In 2013 Bidstrup started work on her Architectural Glass Fantasies series, which is inspired by The Crystal Chain, a correspondence project initiated by German architect Bruno Taut and influenced by his friend and mentor, German writer and utopian fabulist Paul Scheerbart. During 1919-20, in the aftermath of World War I, Taut invited and encouraged a small group of architects to exchange letters and drawings on what form the architecture of the future should take. The experiment produced a well-documented volume of correspondence in which participants described their utopic ideas of beneficent architecture and visions for an ideal society, many built entirely out of colored glass and steel.
Bidstrup’s sculptures are based on these ideas about glass architecture and about the potentially colossal impact the Crystal Chain correspondents imagined it could have on society. Her work is driven by her curiosity to understand and visually interpret the construction, scope and complexity of utopic ideas through glass. Giving physical form to ideas that were intended only as a philosophical exercise, Bidstrup says that her sculptures can be regarded as a type of an architectural model, suggesting a transformation of scale in the imagination of the viewer.
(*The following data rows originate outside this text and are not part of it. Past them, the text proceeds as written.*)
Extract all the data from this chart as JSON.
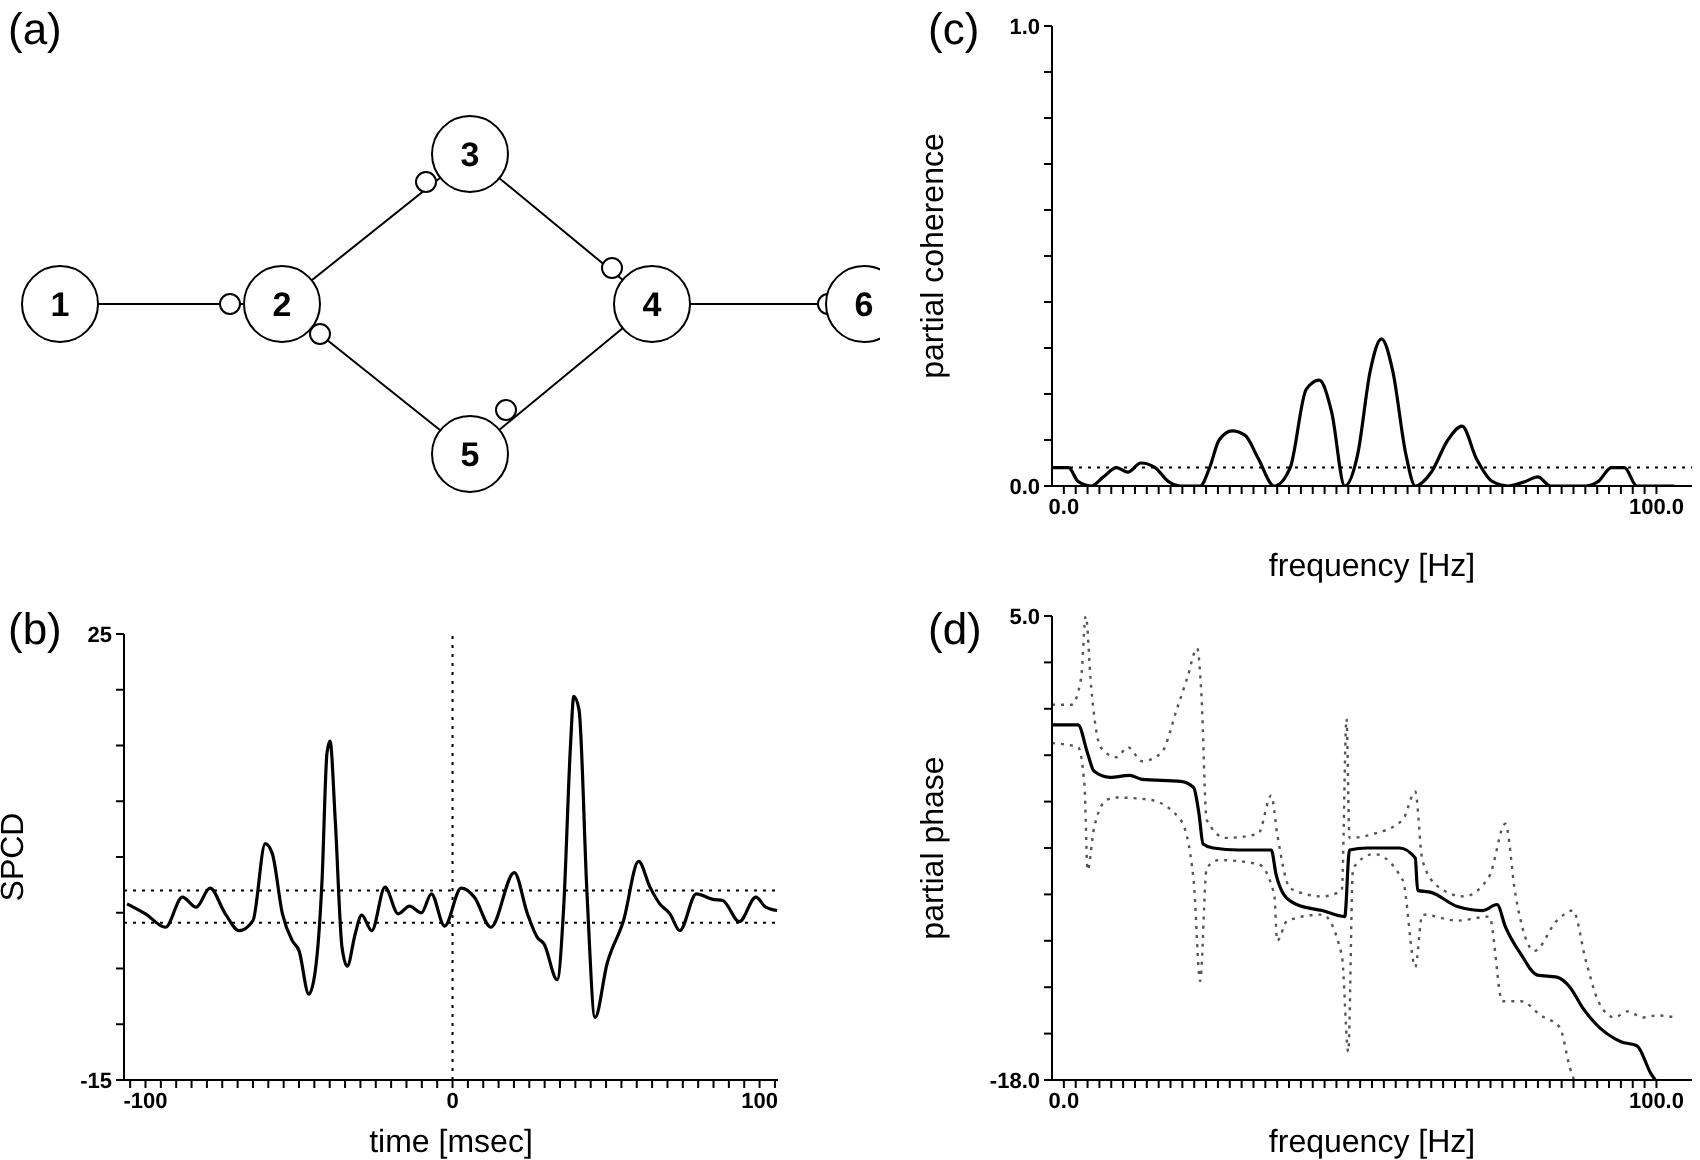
{
  "chart_data": [
    {
      "type": "other",
      "title": "(a)",
      "annotations": [
        "1",
        "2",
        "3",
        "4",
        "5",
        "6"
      ]
    },
    {
      "type": "line",
      "title": "(b)",
      "xlabel": "time [msec]",
      "ylabel": "SPCD",
      "color": "#000000",
      "line_style": "solid",
      "marker": "none",
      "xlim": [
        -107,
        106
      ],
      "ylim": [
        -15,
        25
      ],
      "xticks": [
        {
          "value": -105,
          "label": null
        },
        -100,
        {
          "value": -95,
          "label": null
        },
        {
          "value": -90,
          "label": null
        },
        {
          "value": -85,
          "label": null
        },
        {
          "value": -80,
          "label": null
        },
        {
          "value": -75,
          "label": null
        },
        {
          "value": -70,
          "label": null
        },
        {
          "value": -65,
          "label": null
        },
        {
          "value": -60,
          "label": null
        },
        {
          "value": -55,
          "label": null
        },
        {
          "value": -50,
          "label": null
        },
        {
          "value": -45,
          "label": null
        },
        {
          "value": -40,
          "label": null
        },
        {
          "value": -35,
          "label": null
        },
        {
          "value": -30,
          "label": null
        },
        {
          "value": -25,
          "label": null
        },
        {
          "value": -20,
          "label": null
        },
        {
          "value": -15,
          "label": null
        },
        {
          "value": -10,
          "label": null
        },
        {
          "value": -5,
          "label": null
        },
        0,
        {
          "value": 5,
          "label": null
        },
        {
          "value": 10,
          "label": null
        },
        {
          "value": 15,
          "label": null
        },
        {
          "value": 20,
          "label": null
        },
        {
          "value": 25,
          "label": null
        },
        {
          "value": 30,
          "label": null
        },
        {
          "value": 35,
          "label": null
        },
        {
          "value": 40,
          "label": null
        },
        {
          "value": 45,
          "label": null
        },
        {
          "value": 50,
          "label": null
        },
        {
          "value": 55,
          "label": null
        },
        {
          "value": 60,
          "label": null
        },
        {
          "value": 65,
          "label": null
        },
        {
          "value": 70,
          "label": null
        },
        {
          "value": 75,
          "label": null
        },
        {
          "value": 80,
          "label": null
        },
        {
          "value": 85,
          "label": null
        },
        {
          "value": 90,
          "label": null
        },
        {
          "value": 95,
          "label": null
        },
        100,
        {
          "value": 105,
          "label": null
        }
      ],
      "yticks": [
        -15,
        {
          "value": -10,
          "label": null
        },
        {
          "value": -5,
          "label": null
        },
        {
          "value": 0,
          "label": null
        },
        {
          "value": 5,
          "label": null
        },
        {
          "value": 10,
          "label": null
        },
        {
          "value": 15,
          "label": null
        },
        {
          "value": 20,
          "label": null
        },
        25
      ],
      "ref_lines": [
        {
          "axis": "y",
          "value": 2,
          "line_style": "dotted"
        },
        {
          "axis": "y",
          "value": -0.9,
          "line_style": "dotted"
        },
        {
          "axis": "x",
          "value": 0,
          "line_style": "dotted"
        }
      ],
      "x": [
        -106,
        -100,
        -93.5,
        -88,
        -83.5,
        -79,
        -74,
        -69.5,
        -65,
        -61,
        -58.7,
        -55.4,
        -52.2,
        -50,
        -46.8,
        -44.7,
        -42.5,
        -40.9,
        -39.9,
        -38.2,
        -36,
        -34.3,
        -31.7,
        -29.6,
        -26.3,
        -22,
        -17.7,
        -14,
        -10.1,
        -6.9,
        -2.6,
        2.8,
        7.1,
        12.5,
        20.1,
        24.4,
        27.6,
        29.8,
        34.1,
        36.2,
        38.4,
        39.5,
        41.2,
        43.8,
        46.4,
        50.3,
        55.7,
        60.6,
        64.3,
        67.5,
        70.8,
        74,
        79.4,
        84.8,
        88,
        93.4,
        98.8,
        102,
        105.7
      ],
      "values": [
        0.8,
        -0.1,
        -1.3,
        1.4,
        0.5,
        2.2,
        -0.1,
        -1.6,
        -0.7,
        6.2,
        5.3,
        -0.1,
        -2.5,
        -3.4,
        -7.3,
        -5.2,
        2.9,
        14.3,
        15.4,
        8.3,
        -3.1,
        -4.8,
        -1.9,
        -0.2,
        -1.6,
        2.3,
        -0.1,
        0.6,
        0,
        1.7,
        -1.2,
        2.2,
        1.4,
        -1.3,
        3.6,
        -0.1,
        -2.2,
        -2.8,
        -6.0,
        0.5,
        14.9,
        19.4,
        18.2,
        1.7,
        -9.4,
        -4.6,
        -0.7,
        4.6,
        2.3,
        0.8,
        -0.1,
        -1.6,
        1.7,
        1.2,
        1.1,
        -0.8,
        1.4,
        0.5,
        0.2
      ]
    },
    {
      "type": "line",
      "title": "(c)",
      "xlabel": "frequency [Hz]",
      "ylabel": "partial coherence",
      "color": "#000000",
      "line_style": "solid",
      "marker": "none",
      "xlim": [
        -2,
        106
      ],
      "ylim": [
        0,
        1
      ],
      "xticks": [
        {
          "value": 0,
          "label": "0.0"
        },
        {
          "value": 2,
          "label": null
        },
        {
          "value": 4,
          "label": null
        },
        {
          "value": 6,
          "label": null
        },
        {
          "value": 8,
          "label": null
        },
        {
          "value": 10,
          "label": null
        },
        {
          "value": 12,
          "label": null
        },
        {
          "value": 14,
          "label": null
        },
        {
          "value": 16,
          "label": null
        },
        {
          "value": 18,
          "label": null
        },
        {
          "value": 20,
          "label": null
        },
        {
          "value": 22,
          "label": null
        },
        {
          "value": 24,
          "label": null
        },
        {
          "value": 26,
          "label": null
        },
        {
          "value": 28,
          "label": null
        },
        {
          "value": 30,
          "label": null
        },
        {
          "value": 32,
          "label": null
        },
        {
          "value": 34,
          "label": null
        },
        {
          "value": 36,
          "label": null
        },
        {
          "value": 38,
          "label": null
        },
        {
          "value": 40,
          "label": null
        },
        {
          "value": 42,
          "label": null
        },
        {
          "value": 44,
          "label": null
        },
        {
          "value": 46,
          "label": null
        },
        {
          "value": 48,
          "label": null
        },
        {
          "value": 50,
          "label": null
        },
        {
          "value": 52,
          "label": null
        },
        {
          "value": 54,
          "label": null
        },
        {
          "value": 56,
          "label": null
        },
        {
          "value": 58,
          "label": null
        },
        {
          "value": 60,
          "label": null
        },
        {
          "value": 62,
          "label": null
        },
        {
          "value": 64,
          "label": null
        },
        {
          "value": 66,
          "label": null
        },
        {
          "value": 68,
          "label": null
        },
        {
          "value": 70,
          "label": null
        },
        {
          "value": 72,
          "label": null
        },
        {
          "value": 74,
          "label": null
        },
        {
          "value": 76,
          "label": null
        },
        {
          "value": 78,
          "label": null
        },
        {
          "value": 80,
          "label": null
        },
        {
          "value": 82,
          "label": null
        },
        {
          "value": 84,
          "label": null
        },
        {
          "value": 86,
          "label": null
        },
        {
          "value": 88,
          "label": null
        },
        {
          "value": 90,
          "label": null
        },
        {
          "value": 92,
          "label": null
        },
        {
          "value": 94,
          "label": null
        },
        {
          "value": 96,
          "label": null
        },
        {
          "value": 98,
          "label": null
        },
        {
          "value": 100,
          "label": "100.0"
        }
      ],
      "yticks": [
        {
          "value": 0,
          "label": "0.0"
        },
        {
          "value": 0.1,
          "label": null
        },
        {
          "value": 0.2,
          "label": null
        },
        {
          "value": 0.3,
          "label": null
        },
        {
          "value": 0.4,
          "label": null
        },
        {
          "value": 0.5,
          "label": null
        },
        {
          "value": 0.6,
          "label": null
        },
        {
          "value": 0.7,
          "label": null
        },
        {
          "value": 0.8,
          "label": null
        },
        {
          "value": 0.9,
          "label": null
        },
        {
          "value": 1,
          "label": "1.0"
        }
      ],
      "ref_lines": [
        {
          "axis": "y",
          "value": 0.04,
          "line_style": "dotted"
        }
      ],
      "x": [
        -2,
        0.8,
        2.4,
        4.6,
        6.7,
        8.9,
        10.8,
        13,
        15.4,
        17.6,
        19.7,
        23,
        24.6,
        26.2,
        28.4,
        30.6,
        32.8,
        35.5,
        38.2,
        40.9,
        43.1,
        45.2,
        47.4,
        49.6,
        51.7,
        53.6,
        55.5,
        57.7,
        59.3,
        62,
        64.8,
        67.2,
        69.6,
        72.3,
        75,
        77.9,
        80,
        82.1,
        88.1,
        90.2,
        92.4,
        94.6,
        96.7,
        103
      ],
      "values": [
        0.04,
        0.04,
        0.01,
        0,
        0.02,
        0.04,
        0.03,
        0.05,
        0.04,
        0.01,
        0,
        0,
        0.04,
        0.1,
        0.12,
        0.11,
        0.06,
        0,
        0.04,
        0.21,
        0.23,
        0.16,
        0,
        0.07,
        0.25,
        0.32,
        0.25,
        0.07,
        0,
        0.03,
        0.1,
        0.13,
        0.06,
        0.01,
        0,
        0.01,
        0.02,
        0,
        0,
        0.01,
        0.04,
        0.04,
        0,
        0
      ]
    },
    {
      "type": "line",
      "title": "(d)",
      "xlabel": "frequency [Hz]",
      "ylabel": "partial phase",
      "marker": "none",
      "xlim": [
        -2,
        106
      ],
      "ylim": [
        -18,
        5
      ],
      "xticks": [
        {
          "value": 0,
          "label": "0.0"
        },
        {
          "value": 2,
          "label": null
        },
        {
          "value": 4,
          "label": null
        },
        {
          "value": 6,
          "label": null
        },
        {
          "value": 8,
          "label": null
        },
        {
          "value": 10,
          "label": null
        },
        {
          "value": 12,
          "label": null
        },
        {
          "value": 14,
          "label": null
        },
        {
          "value": 16,
          "label": null
        },
        {
          "value": 18,
          "label": null
        },
        {
          "value": 20,
          "label": null
        },
        {
          "value": 22,
          "label": null
        },
        {
          "value": 24,
          "label": null
        },
        {
          "value": 26,
          "label": null
        },
        {
          "value": 28,
          "label": null
        },
        {
          "value": 30,
          "label": null
        },
        {
          "value": 32,
          "label": null
        },
        {
          "value": 34,
          "label": null
        },
        {
          "value": 36,
          "label": null
        },
        {
          "value": 38,
          "label": null
        },
        {
          "value": 40,
          "label": null
        },
        {
          "value": 42,
          "label": null
        },
        {
          "value": 44,
          "label": null
        },
        {
          "value": 46,
          "label": null
        },
        {
          "value": 48,
          "label": null
        },
        {
          "value": 50,
          "label": null
        },
        {
          "value": 52,
          "label": null
        },
        {
          "value": 54,
          "label": null
        },
        {
          "value": 56,
          "label": null
        },
        {
          "value": 58,
          "label": null
        },
        {
          "value": 60,
          "label": null
        },
        {
          "value": 62,
          "label": null
        },
        {
          "value": 64,
          "label": null
        },
        {
          "value": 66,
          "label": null
        },
        {
          "value": 68,
          "label": null
        },
        {
          "value": 70,
          "label": null
        },
        {
          "value": 72,
          "label": null
        },
        {
          "value": 74,
          "label": null
        },
        {
          "value": 76,
          "label": null
        },
        {
          "value": 78,
          "label": null
        },
        {
          "value": 80,
          "label": null
        },
        {
          "value": 82,
          "label": null
        },
        {
          "value": 84,
          "label": null
        },
        {
          "value": 86,
          "label": null
        },
        {
          "value": 88,
          "label": null
        },
        {
          "value": 90,
          "label": null
        },
        {
          "value": 92,
          "label": null
        },
        {
          "value": 94,
          "label": null
        },
        {
          "value": 96,
          "label": null
        },
        {
          "value": 98,
          "label": null
        },
        {
          "value": 100,
          "label": "100.0"
        }
      ],
      "yticks": [
        {
          "value": -18,
          "label": "-18.0"
        },
        {
          "value": -15.7,
          "label": null
        },
        {
          "value": -13.4,
          "label": null
        },
        {
          "value": -11.1,
          "label": null
        },
        {
          "value": -8.8,
          "label": null
        },
        {
          "value": -6.5,
          "label": null
        },
        {
          "value": -4.2,
          "label": null
        },
        {
          "value": -1.9,
          "label": null
        },
        {
          "value": 0.4,
          "label": null
        },
        {
          "value": 2.7,
          "label": null
        },
        {
          "value": 5,
          "label": "5.0"
        }
      ],
      "series": [
        {
          "color": "#000000",
          "line_style": "solid",
          "x": [
            -2,
            2.4,
            4,
            5.1,
            7.8,
            11.1,
            13.2,
            19.7,
            21.9,
            22.8,
            23.5,
            25.2,
            29.5,
            35,
            35.8,
            37.1,
            39.3,
            43.6,
            47.4,
            48.2,
            51.2,
            56.6,
            59.3,
            59.7,
            62,
            66.4,
            70.7,
            73.1,
            74.5,
            77.2,
            79.9,
            83.2,
            85.4,
            87.5,
            89.7,
            94,
            96.7,
            99.1,
            99.8
          ],
          "values": [
            -0.4,
            -0.4,
            -1.8,
            -2.7,
            -3.0,
            -2.9,
            -3.1,
            -3.2,
            -3.5,
            -4.8,
            -6.3,
            -6.5,
            -6.6,
            -6.6,
            -7.8,
            -8.8,
            -9.3,
            -9.6,
            -9.9,
            -6.6,
            -6.5,
            -6.5,
            -7.0,
            -8.6,
            -8.7,
            -9.4,
            -9.6,
            -9.3,
            -10.4,
            -11.8,
            -12.8,
            -12.9,
            -13.4,
            -14.4,
            -15.2,
            -16.1,
            -16.3,
            -17.7,
            -18
          ]
        },
        {
          "color": "#555555",
          "line_style": "dotted",
          "x": [
            -2,
            1.3,
            2.9,
            3.7,
            4.6,
            6.2,
            8.9,
            10.8,
            13.2,
            16.4,
            19.2,
            20.8,
            22.5,
            23.2,
            24.1,
            27.3,
            32.8,
            35,
            36,
            38.2,
            43.6,
            46.9,
            47.7,
            48.2,
            52.3,
            57.2,
            59.3,
            60.5,
            63.1,
            67.5,
            71.8,
            74.5,
            76.2,
            79.4,
            83.2,
            85.9,
            88.1,
            90.2,
            92.9,
            95.1,
            97.8,
            100,
            103.3
          ],
          "values": [
            0.6,
            0.6,
            1.9,
            5.0,
            1.5,
            -1.5,
            -2.0,
            -1.5,
            -2.2,
            -1.8,
            0.5,
            1.9,
            3.4,
            1.2,
            -5.1,
            -6.0,
            -5.8,
            -3.9,
            -5.8,
            -8.5,
            -8.9,
            -8.6,
            -0.1,
            -6.0,
            -5.8,
            -5.1,
            -3.7,
            -7.1,
            -8.4,
            -8.9,
            -7.9,
            -5.3,
            -8.8,
            -11.6,
            -10.1,
            -9.6,
            -12.1,
            -14.1,
            -14.9,
            -14.6,
            -14.9,
            -14.8,
            -14.9
          ]
        },
        {
          "color": "#555555",
          "line_style": "dotted",
          "x": [
            -2,
            2.4,
            3.5,
            4,
            5.1,
            7.3,
            8.9,
            14.3,
            19.7,
            21.9,
            23,
            24.1,
            26.2,
            32.8,
            35.5,
            36,
            37.7,
            43.6,
            46.9,
            48,
            48.8,
            52.3,
            57.2,
            59.3,
            60.5,
            66.4,
            71.8,
            74,
            77.2,
            80.5,
            83.7,
            85.4,
            86.1
          ],
          "values": [
            -1.3,
            -1.5,
            -3.5,
            -7.6,
            -5.5,
            -4.1,
            -4.0,
            -4.1,
            -5.1,
            -8.1,
            -13.1,
            -7.5,
            -7.1,
            -7.3,
            -8.8,
            -11.1,
            -10.1,
            -9.8,
            -11.8,
            -16.6,
            -7.5,
            -6.8,
            -8.1,
            -12.4,
            -9.8,
            -10.1,
            -9.9,
            -14.1,
            -14.1,
            -14.8,
            -15.4,
            -17.4,
            -18
          ]
        }
      ]
    }
  ]
}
Stine Bidsrup was educated at the Rhode Island School of Design and has taught at her alma mater, the Royal Danish Academy of Fine Art, School of Design on Bornholm since 2009. She has been a visiting lecturer at the University of Wisconsin-Madison and at Pilchuck Glass School and took part in residencies in Estonia, Finland, India, Norway, the United Kingdom and the United States. Bidstrup has exhibited internationally for the past decade. She is a founding member of the Copenhagen-based collaborative Luftkraft Glasstudie (Luftkraft Glass Studio). Her work is held in public collections in the United States and Europe, including the Chazen Museum of Art in Madison, WI and the Danish Designmuseum Danmark in Copenhagen.
Heller Gallery plays a seminal role in promoting glass as a medium for contemporary sculpture and design. It has been a valuable resource for artists, museums, and collectors worldwide since 1973. The gallery represents a prestigious roster of international artists and designers, whose practice incorporates glass as a creative medium.
Numerous artworks have entered preeminent public collections as a direct result of Heller Gallery's exhibitions and advocacy. New York's Metropolitan Museum of Art and Museum of Modern Art have acquired works from the gallery as has The Corning Museum of Glass, The Los Angeles County Museum of Art, The Museum of Fine Arts, Houston, and numerous museums worldwide, including Victoria & Albert Museum, Musee des Arts Decoratifs de Louvre, and Hokkaido Museum, among others.